The opposite of humility is arrogance. Arrogance is the quality that makes one say: I am the only one that matters. An arrogant person is mostly concerned with his own ego, his own pride and his own interests. And because his focus is mainly upon himself, he is constantly preoccupied with how he appears in the eyes of others. Even though he appears friendly and charming, he’s really manipulating things and going out of his way to make a good impression. An arrogant person is therefore not a free person. A humble person, on the other hand, is only concerned about truth, and living by it. One definition is that humility is “living with the reality that nothing matters except doing the right thing”. A humble person’s self-esteem is not dependant upon the approval of others. He has the complete freedom to choose the right thing even when it’s not popular or politically correct. He knows his place in life and can help others to find theirs. A humble person like Mosheh also understood Yahweh’s place in his life and was therefore able to help others making place for Yahweh in their lives, too. Let us have a look at a few more places in Scriptures where this quality of humbleness (“anavah”) is highlighted.

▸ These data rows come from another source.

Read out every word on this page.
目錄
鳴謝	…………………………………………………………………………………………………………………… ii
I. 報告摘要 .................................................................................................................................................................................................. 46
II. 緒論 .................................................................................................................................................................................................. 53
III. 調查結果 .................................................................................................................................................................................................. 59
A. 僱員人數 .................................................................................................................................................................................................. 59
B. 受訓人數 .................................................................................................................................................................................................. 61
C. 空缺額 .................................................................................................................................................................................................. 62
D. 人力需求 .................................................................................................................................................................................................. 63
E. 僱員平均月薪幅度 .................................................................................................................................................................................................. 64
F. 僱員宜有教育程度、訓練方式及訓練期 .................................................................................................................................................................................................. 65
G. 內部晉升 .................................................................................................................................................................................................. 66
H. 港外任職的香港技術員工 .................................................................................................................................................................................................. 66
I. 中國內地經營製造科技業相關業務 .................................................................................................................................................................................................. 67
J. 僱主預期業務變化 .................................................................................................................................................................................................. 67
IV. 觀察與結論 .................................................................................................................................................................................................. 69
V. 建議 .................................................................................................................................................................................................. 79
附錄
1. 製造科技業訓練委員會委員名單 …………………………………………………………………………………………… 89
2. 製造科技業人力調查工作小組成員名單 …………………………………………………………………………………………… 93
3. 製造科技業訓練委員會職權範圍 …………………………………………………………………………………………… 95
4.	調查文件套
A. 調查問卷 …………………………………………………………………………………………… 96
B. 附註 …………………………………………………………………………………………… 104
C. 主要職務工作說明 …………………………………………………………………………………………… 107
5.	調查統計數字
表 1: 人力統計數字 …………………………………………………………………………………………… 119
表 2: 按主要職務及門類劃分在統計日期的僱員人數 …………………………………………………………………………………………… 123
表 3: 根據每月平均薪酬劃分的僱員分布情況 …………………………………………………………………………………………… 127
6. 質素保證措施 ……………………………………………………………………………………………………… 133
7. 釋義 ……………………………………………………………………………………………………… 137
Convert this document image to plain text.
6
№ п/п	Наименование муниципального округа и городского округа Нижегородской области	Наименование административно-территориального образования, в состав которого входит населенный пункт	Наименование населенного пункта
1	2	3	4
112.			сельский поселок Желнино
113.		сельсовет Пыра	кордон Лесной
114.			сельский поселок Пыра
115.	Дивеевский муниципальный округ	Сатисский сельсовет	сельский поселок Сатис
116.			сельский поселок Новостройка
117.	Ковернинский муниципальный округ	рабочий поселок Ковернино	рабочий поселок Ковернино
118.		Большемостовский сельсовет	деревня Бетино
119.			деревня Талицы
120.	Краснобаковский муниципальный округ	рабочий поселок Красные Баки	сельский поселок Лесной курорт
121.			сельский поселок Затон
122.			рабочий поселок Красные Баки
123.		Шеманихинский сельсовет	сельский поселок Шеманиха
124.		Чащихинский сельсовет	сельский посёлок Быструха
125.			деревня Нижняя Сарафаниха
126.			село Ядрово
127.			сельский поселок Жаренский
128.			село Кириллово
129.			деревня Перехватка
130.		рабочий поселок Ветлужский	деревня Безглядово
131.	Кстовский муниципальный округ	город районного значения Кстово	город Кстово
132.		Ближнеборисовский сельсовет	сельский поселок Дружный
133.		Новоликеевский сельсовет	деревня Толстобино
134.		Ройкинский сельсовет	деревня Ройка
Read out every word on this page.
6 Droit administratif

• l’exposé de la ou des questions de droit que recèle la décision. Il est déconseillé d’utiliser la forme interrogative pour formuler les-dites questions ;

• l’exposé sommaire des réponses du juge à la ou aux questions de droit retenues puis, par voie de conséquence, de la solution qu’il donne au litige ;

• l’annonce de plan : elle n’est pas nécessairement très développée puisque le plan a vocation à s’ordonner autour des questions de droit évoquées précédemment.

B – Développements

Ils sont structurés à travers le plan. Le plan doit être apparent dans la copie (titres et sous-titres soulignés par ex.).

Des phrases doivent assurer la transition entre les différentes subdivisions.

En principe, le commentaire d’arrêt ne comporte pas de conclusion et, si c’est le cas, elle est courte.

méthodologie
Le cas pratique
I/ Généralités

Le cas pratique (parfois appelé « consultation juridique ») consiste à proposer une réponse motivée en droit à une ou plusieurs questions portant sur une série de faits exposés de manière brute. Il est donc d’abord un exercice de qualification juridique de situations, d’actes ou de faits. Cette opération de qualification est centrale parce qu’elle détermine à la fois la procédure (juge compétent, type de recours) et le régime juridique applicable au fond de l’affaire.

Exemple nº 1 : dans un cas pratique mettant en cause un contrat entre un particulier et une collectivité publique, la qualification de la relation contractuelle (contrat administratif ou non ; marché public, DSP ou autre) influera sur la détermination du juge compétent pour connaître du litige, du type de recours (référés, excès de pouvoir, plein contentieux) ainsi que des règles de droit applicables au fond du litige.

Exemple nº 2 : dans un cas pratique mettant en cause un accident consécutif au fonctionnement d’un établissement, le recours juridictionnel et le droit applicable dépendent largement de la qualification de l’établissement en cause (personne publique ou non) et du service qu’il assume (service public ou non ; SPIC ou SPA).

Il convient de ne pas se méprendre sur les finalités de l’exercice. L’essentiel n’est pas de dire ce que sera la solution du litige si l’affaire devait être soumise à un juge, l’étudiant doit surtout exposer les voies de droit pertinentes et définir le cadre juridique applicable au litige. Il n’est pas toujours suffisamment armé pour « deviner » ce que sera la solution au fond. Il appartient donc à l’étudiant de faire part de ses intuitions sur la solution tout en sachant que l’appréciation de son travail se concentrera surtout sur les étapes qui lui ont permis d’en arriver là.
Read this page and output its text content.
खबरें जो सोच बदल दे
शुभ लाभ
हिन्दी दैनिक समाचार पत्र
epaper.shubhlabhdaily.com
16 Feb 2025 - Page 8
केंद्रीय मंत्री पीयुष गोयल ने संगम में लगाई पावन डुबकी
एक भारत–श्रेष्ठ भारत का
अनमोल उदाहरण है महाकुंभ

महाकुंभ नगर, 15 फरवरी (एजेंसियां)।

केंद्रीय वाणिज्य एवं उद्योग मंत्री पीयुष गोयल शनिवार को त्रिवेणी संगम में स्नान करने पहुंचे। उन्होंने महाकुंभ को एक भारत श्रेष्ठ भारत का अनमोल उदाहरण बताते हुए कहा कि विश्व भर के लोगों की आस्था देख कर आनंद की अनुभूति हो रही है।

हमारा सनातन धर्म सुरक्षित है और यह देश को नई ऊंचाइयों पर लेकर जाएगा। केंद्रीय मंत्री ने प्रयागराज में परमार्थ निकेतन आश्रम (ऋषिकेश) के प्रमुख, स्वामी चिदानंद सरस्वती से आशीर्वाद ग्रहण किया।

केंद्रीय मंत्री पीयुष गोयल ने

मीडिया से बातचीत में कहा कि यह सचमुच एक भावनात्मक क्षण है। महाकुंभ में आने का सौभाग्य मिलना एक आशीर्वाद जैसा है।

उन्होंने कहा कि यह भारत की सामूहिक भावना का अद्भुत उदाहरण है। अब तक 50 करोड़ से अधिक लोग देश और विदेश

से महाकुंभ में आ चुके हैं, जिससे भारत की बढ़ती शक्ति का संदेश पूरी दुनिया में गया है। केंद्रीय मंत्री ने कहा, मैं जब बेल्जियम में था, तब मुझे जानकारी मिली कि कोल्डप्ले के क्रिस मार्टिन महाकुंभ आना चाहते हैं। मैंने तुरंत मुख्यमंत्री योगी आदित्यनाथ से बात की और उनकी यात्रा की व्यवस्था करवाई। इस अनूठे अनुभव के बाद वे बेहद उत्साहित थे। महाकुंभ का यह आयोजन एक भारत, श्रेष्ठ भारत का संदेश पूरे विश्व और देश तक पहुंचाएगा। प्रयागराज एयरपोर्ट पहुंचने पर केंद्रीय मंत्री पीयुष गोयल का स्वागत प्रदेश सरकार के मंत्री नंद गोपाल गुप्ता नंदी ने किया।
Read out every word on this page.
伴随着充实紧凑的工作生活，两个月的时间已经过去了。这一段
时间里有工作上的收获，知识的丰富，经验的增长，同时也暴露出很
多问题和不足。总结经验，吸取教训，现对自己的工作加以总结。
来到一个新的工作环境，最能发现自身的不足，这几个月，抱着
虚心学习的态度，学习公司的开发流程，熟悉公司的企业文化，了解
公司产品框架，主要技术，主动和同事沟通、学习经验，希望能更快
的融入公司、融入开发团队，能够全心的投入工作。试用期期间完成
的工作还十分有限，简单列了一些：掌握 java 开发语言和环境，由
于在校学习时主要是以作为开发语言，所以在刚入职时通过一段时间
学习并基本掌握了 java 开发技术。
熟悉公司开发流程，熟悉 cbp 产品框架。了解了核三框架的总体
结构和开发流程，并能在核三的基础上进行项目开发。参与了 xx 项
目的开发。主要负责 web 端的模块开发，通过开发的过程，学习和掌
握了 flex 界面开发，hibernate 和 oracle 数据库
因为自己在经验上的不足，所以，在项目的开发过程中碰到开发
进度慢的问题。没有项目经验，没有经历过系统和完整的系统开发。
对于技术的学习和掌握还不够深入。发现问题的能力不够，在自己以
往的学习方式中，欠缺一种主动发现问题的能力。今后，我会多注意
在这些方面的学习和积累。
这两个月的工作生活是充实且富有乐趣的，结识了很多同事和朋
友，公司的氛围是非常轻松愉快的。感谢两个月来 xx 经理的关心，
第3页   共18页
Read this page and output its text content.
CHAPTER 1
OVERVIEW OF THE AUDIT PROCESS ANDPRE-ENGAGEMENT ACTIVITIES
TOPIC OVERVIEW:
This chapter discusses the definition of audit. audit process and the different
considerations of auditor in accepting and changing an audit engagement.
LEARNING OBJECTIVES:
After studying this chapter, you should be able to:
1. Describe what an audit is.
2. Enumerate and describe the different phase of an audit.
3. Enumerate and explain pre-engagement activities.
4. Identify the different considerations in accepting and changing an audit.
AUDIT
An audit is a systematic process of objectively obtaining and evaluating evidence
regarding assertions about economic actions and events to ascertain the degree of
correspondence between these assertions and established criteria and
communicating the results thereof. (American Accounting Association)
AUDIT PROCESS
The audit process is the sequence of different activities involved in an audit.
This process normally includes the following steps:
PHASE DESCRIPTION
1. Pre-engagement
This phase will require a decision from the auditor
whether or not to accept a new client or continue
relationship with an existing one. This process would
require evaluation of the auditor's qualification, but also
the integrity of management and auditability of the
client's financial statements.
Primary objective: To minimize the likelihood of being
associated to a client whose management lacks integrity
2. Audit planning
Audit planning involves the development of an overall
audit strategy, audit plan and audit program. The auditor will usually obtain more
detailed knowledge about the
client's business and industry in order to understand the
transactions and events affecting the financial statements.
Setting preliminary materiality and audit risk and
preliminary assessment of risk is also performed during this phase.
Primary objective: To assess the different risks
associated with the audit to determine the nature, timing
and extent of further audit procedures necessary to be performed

Ps 25:9 He guides the meek ones (“anavim”) in right-ruling, And He teaches the meek ones His way.

Ps 37:11 But the meek ones (“anavim”) shall inherit the earth, and delight themselves in plenty of peace.

Ps 147:2-6 Yahweh builds up Yerushalayim, He gathers the outcasts of Yisrael – He heals the broken-hearted and binds up their wounds. Great is our Master and mighty in power, There is no limit to His understanding. Yahweh lifts up the meek ones (“anavim”), He throws the wrong ones down to the ground.

1 Pet 5:5 Gird yourselves with humility (Hebrew New Testament: “anavah”) toward one another, for “Elohim resists the proud, but gives favour to the humble.”

Mat 11:29 Take My yoke upon you and learn from Me, for I am meek (Hebrew New Testament: “anav”) and humble in heart, and you shall find rest for your beings.